Os direitos que o paciente pode reivindicar junto ao seu plano de saúde quando o médico prescrever determinado medicamento.

terça-feira, 5 de dezembro de 2023

Atualizado às 14:36

De início, entende-se por assistência farmacêutica o conjunto de ações e de serviços que visem a assegurar a assistência terapêutica integral e a promoção, a proteção e a recuperação da saúde nos estabelecimentos públicos e privados que desempenhem atividades farmacêuticas, tendo o medicamento como insumo essencial e visando ao seu acesso e ao seu uso racional.

Esta é a redação do art. 2º da lei 13.021/14, que dispõe sobre o exercício e a fiscalização das atividades farmacêuticas.

Partindo dessa premissa, tem que o acesso a medicamentos essenciais é um dos pilares fundamentais do direito social à saúde, assegurado pela Constituição Federal de 1988.

A saúde é um direito constitucional de todo cidadão sendo responsabilidade solidária da União, Estados, Distrito Federal e Municípios, não excluindo nesta esfera os beneficiários de planos de saúde.

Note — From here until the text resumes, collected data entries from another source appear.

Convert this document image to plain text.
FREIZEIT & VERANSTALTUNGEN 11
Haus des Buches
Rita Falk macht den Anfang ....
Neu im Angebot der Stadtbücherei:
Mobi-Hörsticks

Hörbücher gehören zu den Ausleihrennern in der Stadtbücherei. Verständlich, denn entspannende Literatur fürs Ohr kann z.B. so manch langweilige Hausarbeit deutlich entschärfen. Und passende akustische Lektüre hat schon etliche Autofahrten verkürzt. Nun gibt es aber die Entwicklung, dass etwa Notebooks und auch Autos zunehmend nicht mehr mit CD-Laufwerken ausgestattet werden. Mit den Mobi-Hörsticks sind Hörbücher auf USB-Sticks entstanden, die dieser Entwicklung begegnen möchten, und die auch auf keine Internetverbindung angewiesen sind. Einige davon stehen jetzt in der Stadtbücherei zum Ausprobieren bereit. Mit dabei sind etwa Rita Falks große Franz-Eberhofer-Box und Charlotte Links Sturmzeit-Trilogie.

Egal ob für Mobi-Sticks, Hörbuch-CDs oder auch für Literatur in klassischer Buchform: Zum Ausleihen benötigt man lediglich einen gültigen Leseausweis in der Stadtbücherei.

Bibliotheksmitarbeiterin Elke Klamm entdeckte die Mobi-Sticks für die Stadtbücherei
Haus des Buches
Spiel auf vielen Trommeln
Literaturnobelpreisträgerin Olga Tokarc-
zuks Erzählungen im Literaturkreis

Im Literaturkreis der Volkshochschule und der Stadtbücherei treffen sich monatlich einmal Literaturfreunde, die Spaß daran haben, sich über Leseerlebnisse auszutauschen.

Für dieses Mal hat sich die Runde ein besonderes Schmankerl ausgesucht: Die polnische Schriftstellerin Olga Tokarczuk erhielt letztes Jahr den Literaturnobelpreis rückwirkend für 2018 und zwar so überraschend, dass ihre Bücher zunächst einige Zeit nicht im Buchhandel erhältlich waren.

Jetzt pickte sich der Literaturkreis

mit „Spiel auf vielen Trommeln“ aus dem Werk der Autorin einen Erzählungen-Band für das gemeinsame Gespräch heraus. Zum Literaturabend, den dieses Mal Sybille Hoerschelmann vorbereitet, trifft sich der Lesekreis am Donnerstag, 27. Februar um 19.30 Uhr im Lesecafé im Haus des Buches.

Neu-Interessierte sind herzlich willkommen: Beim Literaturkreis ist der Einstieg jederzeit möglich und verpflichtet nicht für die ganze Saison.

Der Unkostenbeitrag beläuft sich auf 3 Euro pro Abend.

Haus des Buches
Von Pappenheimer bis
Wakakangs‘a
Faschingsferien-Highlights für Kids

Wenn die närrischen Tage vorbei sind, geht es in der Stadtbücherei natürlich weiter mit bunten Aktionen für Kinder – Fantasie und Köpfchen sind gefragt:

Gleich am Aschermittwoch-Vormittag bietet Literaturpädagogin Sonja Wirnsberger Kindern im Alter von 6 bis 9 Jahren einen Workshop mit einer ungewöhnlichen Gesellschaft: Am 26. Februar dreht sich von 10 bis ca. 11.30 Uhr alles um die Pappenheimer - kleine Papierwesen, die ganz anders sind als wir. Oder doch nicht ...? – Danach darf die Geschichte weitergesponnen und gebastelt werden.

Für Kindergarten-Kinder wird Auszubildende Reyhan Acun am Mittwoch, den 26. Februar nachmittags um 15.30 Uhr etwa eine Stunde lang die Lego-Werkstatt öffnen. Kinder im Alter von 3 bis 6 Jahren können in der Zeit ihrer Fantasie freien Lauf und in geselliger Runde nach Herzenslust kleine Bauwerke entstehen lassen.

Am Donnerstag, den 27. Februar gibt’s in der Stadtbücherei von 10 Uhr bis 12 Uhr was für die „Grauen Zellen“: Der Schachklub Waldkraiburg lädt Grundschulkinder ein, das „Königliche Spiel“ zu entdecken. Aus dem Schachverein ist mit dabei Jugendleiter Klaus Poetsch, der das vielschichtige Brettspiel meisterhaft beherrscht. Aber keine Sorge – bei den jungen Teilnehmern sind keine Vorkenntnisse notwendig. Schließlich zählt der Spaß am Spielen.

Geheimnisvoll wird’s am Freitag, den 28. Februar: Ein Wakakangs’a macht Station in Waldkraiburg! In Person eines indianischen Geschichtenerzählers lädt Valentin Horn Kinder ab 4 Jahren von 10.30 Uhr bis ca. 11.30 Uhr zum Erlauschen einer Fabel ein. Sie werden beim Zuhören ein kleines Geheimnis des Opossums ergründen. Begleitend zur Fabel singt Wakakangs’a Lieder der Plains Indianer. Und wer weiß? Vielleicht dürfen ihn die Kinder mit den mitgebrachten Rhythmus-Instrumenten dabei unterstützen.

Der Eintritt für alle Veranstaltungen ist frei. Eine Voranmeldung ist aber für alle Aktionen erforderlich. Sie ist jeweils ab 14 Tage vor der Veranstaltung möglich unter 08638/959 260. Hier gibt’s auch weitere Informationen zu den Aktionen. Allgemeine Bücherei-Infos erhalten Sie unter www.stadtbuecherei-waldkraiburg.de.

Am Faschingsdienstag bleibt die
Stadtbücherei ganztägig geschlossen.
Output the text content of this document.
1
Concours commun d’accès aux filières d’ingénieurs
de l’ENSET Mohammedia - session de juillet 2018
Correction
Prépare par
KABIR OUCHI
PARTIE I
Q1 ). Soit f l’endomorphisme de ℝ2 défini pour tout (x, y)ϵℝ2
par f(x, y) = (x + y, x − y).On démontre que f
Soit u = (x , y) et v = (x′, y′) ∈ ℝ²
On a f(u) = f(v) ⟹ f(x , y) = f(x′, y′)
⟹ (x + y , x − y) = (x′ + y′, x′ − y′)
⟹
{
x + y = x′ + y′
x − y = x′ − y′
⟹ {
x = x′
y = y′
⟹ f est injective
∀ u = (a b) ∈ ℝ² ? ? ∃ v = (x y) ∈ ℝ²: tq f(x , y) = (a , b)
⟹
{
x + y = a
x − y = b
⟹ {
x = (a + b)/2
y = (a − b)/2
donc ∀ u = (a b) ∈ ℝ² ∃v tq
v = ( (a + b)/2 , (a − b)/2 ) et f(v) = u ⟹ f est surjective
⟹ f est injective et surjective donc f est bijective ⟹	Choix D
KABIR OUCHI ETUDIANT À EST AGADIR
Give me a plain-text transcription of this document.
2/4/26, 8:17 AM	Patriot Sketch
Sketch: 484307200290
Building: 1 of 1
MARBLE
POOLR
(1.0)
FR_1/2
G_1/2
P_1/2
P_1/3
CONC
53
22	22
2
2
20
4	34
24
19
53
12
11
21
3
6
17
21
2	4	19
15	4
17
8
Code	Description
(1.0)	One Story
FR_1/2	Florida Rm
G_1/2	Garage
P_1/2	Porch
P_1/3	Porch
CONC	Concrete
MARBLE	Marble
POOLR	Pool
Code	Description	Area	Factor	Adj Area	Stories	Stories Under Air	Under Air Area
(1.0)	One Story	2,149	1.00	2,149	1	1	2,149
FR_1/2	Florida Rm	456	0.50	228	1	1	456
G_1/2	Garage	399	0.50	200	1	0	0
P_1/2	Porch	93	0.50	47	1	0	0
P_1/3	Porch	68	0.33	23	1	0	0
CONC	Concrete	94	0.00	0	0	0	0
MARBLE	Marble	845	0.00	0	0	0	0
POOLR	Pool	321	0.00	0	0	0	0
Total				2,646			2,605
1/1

A lei 9.656/98, que dispõe sobre os planos e seguros privados de assistência à saúde, traz as regras que devem ser observadas pelas operadoras e os limites em relação à responsabilidade pelo custo de tratamentos, sendo a Agência Nacional de Saúde Suplementar - ANS é responsável por regulamentar temas não abrangidos pela legislação.

De acordo com a lei, a obrigatoriedade de cobertura a medicamentos se dá em casos específicos:

  1. durante a internação hospitalar do beneficiário;
  2. na quimioterapia oncológica ambulatorial;
  3. no caso de medicamentos antineoplásicos orais para uso domiciliar;
  4. medicamentos para o controle de efeitos adversos;
  5. medicamentos adjuvantes de uso domiciliar relacionados ao tratamento antineoplásico oral e/ou venoso.

Contudo, na citada lei há disposição (art. 10) sobre a obrigatoriedade de cobertura de tratamento pelo plano de saúde de toda e qualquer doença listada na Classificação Estatística Internacional de Doenças e Problemas Relacionados com a Saúde - CID.

Ainda, a mesma lei disciplina que a assistência à saúde prevista na norma compreende todas as ações necessárias à prevenção da doença e a recuperação, manutenção e reabilitação da saúde. 

Ou seja, em sendo a doença coberta, o tratamento deve ser coberto pelo plano de saúde, até mesmo no que diz respeito ao fornecimento do medicamento prescrito pelo médico.

Feitas essas considerações, este artigo tem como objetivo orientar sobre direitos em relação ao acesso a medicamentos junto aos planos de saúde, por meio da assistência farmacêutica.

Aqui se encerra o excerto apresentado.